To illustrate the point raised about when the sample is taken, here’s a chart showing how accuracy is affected by the point during the infection when the specimen is taken. If we are to effectively control, manage and prevent the spread of COVID-19 — and the predicted increasing incidence of similar potential pandemics — perhaps we need to take a serious look at the entire testing approach.
Accurate results for both PCR-based (NAAT) virus testing and antibody (serology) testing depend on the point when samples are taken during the clinical progression of COVID-19 — and perhaps other viral diseases.
So how do we fix this?
Well, obviously, serology (antibody) testing is best done post-infection — and probably after symptoms have subsided. No real problem there, the reasons for that kind of testing are mostly to learn about acquired immunity, to find antibodies for research or to donate blood for treatment of others.
But testing for the virus is different. That is a fundamental part of stopping the spread, protecting people and beginning early treatment (once the most effective treatments are proven). How can we make molecular testing effective?
The answer is two-fold. First, it is clear from the chart above that, like it or not, it is basically pointless to test anyone who is asymptomatic. That also is not too much of a problem, if the latest statement from the World Health Organization (WHO) is accurate and it is indeed rare for an asymptomatic person to pass on a COVID-19 infection. So we only test those with symptoms.
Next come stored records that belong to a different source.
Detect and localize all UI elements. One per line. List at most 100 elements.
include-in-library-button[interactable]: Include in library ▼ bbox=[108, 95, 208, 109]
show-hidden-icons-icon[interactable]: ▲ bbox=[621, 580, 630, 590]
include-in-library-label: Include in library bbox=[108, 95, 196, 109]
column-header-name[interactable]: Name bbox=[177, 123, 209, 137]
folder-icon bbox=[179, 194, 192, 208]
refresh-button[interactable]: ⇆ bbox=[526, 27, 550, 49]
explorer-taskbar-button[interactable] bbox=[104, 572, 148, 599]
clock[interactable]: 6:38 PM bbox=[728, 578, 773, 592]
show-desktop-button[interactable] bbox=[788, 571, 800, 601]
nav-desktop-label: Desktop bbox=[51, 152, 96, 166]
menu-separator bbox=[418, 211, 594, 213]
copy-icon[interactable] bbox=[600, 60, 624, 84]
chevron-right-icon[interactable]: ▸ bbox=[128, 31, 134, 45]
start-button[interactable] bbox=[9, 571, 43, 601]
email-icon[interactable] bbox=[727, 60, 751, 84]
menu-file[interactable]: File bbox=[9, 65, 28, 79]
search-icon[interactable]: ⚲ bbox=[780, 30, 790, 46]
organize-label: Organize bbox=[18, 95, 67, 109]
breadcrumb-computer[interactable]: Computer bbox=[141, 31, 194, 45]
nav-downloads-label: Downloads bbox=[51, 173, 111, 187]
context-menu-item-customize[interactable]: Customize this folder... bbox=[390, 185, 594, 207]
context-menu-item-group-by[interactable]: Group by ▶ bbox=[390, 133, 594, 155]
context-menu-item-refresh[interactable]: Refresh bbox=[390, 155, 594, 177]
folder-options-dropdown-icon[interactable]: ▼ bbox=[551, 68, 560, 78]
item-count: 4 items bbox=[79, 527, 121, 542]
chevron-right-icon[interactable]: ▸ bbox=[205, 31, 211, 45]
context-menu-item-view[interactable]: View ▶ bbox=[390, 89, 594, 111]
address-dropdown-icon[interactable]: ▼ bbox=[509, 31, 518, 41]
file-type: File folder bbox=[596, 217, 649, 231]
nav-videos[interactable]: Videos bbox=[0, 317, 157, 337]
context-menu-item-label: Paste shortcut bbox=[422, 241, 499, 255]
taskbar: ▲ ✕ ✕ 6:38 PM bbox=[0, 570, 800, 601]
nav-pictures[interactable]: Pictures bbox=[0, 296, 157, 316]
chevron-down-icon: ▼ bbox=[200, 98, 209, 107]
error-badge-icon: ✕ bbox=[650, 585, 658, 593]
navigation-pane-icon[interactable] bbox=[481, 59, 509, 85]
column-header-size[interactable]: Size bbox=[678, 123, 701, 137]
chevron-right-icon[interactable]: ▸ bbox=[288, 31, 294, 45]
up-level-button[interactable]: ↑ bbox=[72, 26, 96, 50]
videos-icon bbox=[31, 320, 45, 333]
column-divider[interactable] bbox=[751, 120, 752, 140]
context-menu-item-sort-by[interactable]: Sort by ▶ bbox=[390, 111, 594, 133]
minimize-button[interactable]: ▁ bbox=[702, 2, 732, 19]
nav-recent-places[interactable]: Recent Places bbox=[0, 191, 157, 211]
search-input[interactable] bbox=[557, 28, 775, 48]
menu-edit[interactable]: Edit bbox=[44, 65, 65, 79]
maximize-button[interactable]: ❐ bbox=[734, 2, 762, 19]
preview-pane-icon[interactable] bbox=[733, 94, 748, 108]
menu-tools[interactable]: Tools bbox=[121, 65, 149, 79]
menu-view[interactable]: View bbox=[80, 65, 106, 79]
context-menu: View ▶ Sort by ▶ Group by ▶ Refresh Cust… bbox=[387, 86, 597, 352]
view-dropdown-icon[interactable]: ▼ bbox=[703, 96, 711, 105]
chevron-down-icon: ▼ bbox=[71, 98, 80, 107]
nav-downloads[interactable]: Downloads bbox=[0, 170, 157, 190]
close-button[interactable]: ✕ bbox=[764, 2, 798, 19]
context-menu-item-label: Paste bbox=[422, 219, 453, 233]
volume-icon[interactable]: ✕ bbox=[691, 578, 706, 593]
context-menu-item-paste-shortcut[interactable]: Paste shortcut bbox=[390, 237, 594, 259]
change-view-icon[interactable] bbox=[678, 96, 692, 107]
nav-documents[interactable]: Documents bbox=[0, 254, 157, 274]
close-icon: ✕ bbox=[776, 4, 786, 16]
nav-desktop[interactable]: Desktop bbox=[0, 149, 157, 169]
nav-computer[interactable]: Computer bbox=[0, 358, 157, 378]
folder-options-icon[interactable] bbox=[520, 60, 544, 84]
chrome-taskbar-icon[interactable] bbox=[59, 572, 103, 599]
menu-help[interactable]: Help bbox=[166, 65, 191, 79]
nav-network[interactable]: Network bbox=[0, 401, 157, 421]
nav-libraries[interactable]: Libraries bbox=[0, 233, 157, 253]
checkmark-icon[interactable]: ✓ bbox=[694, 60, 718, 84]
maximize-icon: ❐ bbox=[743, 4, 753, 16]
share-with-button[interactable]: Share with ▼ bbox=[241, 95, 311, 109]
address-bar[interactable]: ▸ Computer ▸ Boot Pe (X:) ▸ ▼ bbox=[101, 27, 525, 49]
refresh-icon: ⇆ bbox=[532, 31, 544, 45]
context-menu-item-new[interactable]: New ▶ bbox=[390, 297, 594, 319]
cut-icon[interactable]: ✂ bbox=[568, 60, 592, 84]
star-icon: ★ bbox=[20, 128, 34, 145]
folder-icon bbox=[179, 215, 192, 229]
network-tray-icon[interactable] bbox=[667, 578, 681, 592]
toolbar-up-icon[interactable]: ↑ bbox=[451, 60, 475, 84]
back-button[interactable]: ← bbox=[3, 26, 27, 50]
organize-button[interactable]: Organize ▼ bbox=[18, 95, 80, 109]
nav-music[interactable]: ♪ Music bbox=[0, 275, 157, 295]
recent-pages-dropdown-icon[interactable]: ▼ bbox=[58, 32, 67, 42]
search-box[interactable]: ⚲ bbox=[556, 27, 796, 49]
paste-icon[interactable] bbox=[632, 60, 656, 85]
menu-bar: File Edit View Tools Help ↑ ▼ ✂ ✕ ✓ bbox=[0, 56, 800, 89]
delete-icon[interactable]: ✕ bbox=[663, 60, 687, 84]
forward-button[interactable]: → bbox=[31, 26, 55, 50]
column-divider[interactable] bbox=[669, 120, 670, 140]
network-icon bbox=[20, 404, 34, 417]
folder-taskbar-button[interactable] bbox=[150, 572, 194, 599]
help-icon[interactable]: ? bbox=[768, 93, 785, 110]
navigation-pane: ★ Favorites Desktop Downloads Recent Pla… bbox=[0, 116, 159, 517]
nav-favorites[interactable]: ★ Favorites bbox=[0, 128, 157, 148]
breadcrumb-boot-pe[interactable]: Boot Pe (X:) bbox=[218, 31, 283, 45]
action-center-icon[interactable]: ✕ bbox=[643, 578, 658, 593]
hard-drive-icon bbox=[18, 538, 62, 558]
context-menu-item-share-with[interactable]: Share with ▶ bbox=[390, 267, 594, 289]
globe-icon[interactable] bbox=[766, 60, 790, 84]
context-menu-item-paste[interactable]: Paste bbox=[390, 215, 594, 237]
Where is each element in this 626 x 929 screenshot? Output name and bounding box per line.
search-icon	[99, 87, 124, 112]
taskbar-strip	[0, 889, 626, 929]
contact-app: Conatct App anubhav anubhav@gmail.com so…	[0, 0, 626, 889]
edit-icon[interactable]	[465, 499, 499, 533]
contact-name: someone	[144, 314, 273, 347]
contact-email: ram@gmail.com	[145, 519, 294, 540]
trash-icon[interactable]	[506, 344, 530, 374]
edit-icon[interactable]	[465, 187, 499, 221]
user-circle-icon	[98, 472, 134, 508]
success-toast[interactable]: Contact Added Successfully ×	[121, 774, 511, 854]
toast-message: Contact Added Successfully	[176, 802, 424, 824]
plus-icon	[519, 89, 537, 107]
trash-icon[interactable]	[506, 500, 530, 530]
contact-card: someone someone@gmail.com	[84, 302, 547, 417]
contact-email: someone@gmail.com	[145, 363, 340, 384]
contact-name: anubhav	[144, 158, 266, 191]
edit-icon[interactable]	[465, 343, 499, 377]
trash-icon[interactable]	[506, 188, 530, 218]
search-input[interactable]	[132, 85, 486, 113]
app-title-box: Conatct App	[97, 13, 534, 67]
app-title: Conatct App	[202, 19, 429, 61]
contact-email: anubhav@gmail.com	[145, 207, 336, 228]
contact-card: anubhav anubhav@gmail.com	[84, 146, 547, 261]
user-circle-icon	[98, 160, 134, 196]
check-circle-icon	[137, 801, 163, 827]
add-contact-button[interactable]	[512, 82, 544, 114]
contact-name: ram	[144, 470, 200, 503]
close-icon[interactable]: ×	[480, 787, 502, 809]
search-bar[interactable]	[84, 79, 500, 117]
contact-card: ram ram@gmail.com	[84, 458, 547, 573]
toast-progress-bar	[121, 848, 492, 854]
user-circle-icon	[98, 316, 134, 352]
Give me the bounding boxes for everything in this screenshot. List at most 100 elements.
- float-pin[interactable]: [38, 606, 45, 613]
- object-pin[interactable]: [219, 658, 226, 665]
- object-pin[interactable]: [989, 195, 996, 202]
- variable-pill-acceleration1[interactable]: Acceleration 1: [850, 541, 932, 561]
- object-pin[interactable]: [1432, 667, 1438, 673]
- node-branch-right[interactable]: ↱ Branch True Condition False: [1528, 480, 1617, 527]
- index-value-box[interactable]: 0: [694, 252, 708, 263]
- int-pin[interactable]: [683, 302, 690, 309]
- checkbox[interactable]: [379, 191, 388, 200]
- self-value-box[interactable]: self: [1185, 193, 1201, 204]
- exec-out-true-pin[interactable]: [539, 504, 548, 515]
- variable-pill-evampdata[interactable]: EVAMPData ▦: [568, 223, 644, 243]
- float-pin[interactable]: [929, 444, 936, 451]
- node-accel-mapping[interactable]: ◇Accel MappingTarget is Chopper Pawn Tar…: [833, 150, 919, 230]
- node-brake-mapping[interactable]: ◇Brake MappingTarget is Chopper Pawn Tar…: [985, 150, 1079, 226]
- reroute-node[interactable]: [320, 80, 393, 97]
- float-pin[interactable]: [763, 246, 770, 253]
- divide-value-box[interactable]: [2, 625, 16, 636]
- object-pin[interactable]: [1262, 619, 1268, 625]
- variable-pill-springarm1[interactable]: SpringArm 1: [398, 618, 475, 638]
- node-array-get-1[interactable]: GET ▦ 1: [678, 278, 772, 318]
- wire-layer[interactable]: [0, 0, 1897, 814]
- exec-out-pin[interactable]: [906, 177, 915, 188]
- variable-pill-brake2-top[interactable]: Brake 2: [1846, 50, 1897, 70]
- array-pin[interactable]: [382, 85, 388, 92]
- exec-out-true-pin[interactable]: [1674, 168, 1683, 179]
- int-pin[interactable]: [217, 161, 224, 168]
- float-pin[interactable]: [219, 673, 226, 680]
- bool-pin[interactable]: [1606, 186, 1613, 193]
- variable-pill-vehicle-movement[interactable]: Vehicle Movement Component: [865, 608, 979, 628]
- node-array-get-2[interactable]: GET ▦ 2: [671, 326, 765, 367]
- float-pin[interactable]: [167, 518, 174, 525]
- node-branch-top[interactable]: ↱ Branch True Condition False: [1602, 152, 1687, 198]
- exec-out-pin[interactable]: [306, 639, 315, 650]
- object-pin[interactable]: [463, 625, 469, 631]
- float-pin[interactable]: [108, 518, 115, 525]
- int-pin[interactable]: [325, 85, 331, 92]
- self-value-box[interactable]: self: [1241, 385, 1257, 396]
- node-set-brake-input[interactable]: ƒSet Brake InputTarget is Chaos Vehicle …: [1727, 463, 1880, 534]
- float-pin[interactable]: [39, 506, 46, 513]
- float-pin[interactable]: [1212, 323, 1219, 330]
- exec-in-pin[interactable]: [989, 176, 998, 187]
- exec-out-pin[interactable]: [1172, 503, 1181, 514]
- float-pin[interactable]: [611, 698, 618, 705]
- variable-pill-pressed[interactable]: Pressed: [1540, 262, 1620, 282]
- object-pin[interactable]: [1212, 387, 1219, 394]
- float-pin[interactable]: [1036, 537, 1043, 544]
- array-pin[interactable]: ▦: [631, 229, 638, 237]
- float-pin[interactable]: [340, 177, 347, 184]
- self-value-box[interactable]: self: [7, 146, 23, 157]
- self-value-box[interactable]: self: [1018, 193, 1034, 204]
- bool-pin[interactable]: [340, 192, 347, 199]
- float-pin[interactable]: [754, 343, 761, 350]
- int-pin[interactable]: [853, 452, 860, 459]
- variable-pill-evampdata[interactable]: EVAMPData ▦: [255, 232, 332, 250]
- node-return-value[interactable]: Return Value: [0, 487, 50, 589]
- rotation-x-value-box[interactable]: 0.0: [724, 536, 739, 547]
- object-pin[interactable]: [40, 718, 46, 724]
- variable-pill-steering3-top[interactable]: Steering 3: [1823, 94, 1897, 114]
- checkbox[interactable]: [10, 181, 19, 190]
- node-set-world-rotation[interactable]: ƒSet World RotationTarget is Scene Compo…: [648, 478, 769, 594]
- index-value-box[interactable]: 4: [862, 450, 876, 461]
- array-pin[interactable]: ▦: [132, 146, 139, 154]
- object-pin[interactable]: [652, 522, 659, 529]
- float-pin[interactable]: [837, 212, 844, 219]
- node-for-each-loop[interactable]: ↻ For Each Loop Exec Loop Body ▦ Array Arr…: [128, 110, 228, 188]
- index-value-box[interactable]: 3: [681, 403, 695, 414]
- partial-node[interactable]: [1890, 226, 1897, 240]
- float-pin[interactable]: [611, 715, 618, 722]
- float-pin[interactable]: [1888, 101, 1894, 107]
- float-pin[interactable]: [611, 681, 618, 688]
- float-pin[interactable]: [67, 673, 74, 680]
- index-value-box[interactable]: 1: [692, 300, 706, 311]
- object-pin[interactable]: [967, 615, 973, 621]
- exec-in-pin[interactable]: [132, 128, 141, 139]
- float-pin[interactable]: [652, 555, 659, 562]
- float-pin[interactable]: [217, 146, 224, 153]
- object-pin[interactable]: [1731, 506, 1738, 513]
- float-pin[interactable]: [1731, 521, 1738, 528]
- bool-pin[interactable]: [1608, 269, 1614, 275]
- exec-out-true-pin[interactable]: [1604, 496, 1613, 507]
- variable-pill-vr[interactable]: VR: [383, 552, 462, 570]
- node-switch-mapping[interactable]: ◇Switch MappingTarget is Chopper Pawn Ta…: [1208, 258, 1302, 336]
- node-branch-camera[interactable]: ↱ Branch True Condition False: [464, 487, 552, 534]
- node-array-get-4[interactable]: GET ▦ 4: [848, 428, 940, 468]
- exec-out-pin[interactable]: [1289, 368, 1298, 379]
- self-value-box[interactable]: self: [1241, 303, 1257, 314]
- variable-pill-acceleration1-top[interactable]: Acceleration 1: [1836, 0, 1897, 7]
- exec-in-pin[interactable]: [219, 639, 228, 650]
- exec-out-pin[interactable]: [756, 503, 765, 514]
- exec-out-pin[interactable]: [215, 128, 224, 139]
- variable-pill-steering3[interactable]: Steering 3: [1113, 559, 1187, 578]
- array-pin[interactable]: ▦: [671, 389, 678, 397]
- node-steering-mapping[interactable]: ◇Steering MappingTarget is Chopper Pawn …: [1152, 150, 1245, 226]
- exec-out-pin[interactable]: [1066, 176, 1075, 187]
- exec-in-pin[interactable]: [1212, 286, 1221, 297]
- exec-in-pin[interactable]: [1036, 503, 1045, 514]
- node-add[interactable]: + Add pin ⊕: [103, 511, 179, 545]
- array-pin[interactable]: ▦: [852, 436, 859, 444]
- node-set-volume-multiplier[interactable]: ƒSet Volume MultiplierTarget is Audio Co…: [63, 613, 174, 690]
The second part of the answer has to do with addressing the inherent complexities of PCR-based testing that cause unacceptable rates of inaccuracy. This one of those opportunities for technology to step up and deliver. Laboratory software (LIMS — Laboratory Information Management Systems, or LIS — Laboratory Information Systems) can control the testing process workflow so that it is virtually impossible — or at least significantly less likely for lab workers to miss out steps or make other procedural mistakes. Also, interfaced instruments rather than manually acquired results eliminate transcription errors. In short, the numbers and what is at stake make the use of a LIMS or LIS with those capabilities essential. No longer can it be acceptable to rely on paper and spreadsheets.
LIMS/LIS vendors like LabLynx, Inc. have begun offering their well-established (20 years), reliable and HIPAA-compliant system in a configuration especially optimized for COVID and other epidemic/pandemic work. That version of their LIS is called COVIDLiMS. It is very good at letting labs specify workflow sequences and steps, and mandate the completion of each in the correct order. Even better, they have also introduced a sample information collection kit (aptly named C-SIC Kit: COVID-Sample Information Collection Kit). The C-SIC Kit automates everything possible at point of sample collection and prints barcoded labels for the specimens. The labels are then scanned at the lab and all of the necessary physician, collector, patient and sample data are called up from the system’s secure cloud-based database.
The C-SIC Kit links automatically with COVIDLiMS, which in turn is also interfaced to PCRs and other instruments, creating a fully automated closed system that provides maximum protection against errors. The system also can offer a patient portal where they can be screened, exchange messages and get their results, as well as a physician web portal. For labs who have a suitable LIS already, the C-SIC Kit and portals can be interfaced with their existing system. Accurate testing during a predicted increasing frequency of contagious disease outbreaks is a global issue, for both public health systems and businesses/organizations. This is the time for laboratories to get the bugs out of molecular testing and for businesses to institute protective testing programs that will help ensure continuity and reduce risk.